Spell checking html pages is not the same as performing a spell check on a plain text document.
Html pages may look just like any other text document on screen.
But the html source code contains many markup tag elements in addition to the text.
The tag elements must be separated from the visible text, and in some cases, must still be spell checked.
Additionally, some text structures must be ignored because they are frequently composed of arbitrary strings.

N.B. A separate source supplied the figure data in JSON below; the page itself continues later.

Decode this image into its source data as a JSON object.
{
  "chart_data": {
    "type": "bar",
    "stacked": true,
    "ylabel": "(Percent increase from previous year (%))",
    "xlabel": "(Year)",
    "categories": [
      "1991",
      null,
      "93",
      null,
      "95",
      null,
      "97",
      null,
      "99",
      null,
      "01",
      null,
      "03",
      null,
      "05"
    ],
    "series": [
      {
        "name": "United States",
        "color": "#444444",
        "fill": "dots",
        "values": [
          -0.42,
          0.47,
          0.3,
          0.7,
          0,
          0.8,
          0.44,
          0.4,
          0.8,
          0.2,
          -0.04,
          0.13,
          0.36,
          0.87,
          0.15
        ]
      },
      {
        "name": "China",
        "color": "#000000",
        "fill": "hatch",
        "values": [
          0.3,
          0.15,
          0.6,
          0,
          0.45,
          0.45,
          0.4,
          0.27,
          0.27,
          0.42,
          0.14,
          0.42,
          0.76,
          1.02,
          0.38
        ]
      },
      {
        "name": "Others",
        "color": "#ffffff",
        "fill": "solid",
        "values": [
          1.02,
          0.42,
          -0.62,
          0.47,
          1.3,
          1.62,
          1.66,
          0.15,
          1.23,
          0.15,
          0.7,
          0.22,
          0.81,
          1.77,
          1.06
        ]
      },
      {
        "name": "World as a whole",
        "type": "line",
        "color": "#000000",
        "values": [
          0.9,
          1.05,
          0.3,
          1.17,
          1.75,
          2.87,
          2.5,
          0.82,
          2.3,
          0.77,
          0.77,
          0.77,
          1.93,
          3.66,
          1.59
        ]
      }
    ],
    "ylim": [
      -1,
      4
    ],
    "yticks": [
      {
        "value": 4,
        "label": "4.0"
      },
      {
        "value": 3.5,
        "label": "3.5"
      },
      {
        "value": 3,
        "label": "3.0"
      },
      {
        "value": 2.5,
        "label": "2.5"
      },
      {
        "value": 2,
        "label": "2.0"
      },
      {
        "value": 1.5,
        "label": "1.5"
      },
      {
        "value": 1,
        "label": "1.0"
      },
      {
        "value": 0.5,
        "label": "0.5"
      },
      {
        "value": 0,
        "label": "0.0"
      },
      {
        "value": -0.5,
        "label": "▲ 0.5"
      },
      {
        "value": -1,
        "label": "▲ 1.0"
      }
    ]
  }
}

To understand the results of the spell check service, the following points should be kept in mind:
- text in url formats is ignored, more particularly, unbroken text prefixed by a protocol identifier is ignored, as are dotted names
- tags enclosing non-visible and non-indexed strings are ignored, for example script tags, object tags and comment markers
- text enclosed by address tags is also ignored because they will frequently contain names, zip codes, and telephone numbers
- text in tags with language significance on the internet is spell checked, examples include the meta description tags, meta keywords tags, alt attributes in image tags, and title attributes in anchor tags
- html character entities are fully expanded and substituted before spell checking
- spell check jobs specify a character encoding such as ISO-8859-1 to ensure that the correct character substitutions are made during processing.
the character encoding as well as the dictionary language are sent as part of the http request headers so that web servers that use them have the information available.
This specialised handling of html documents aids in the reduction of false alerts.
In turn, this makes the spell check reports more accurate and useful to the human editor.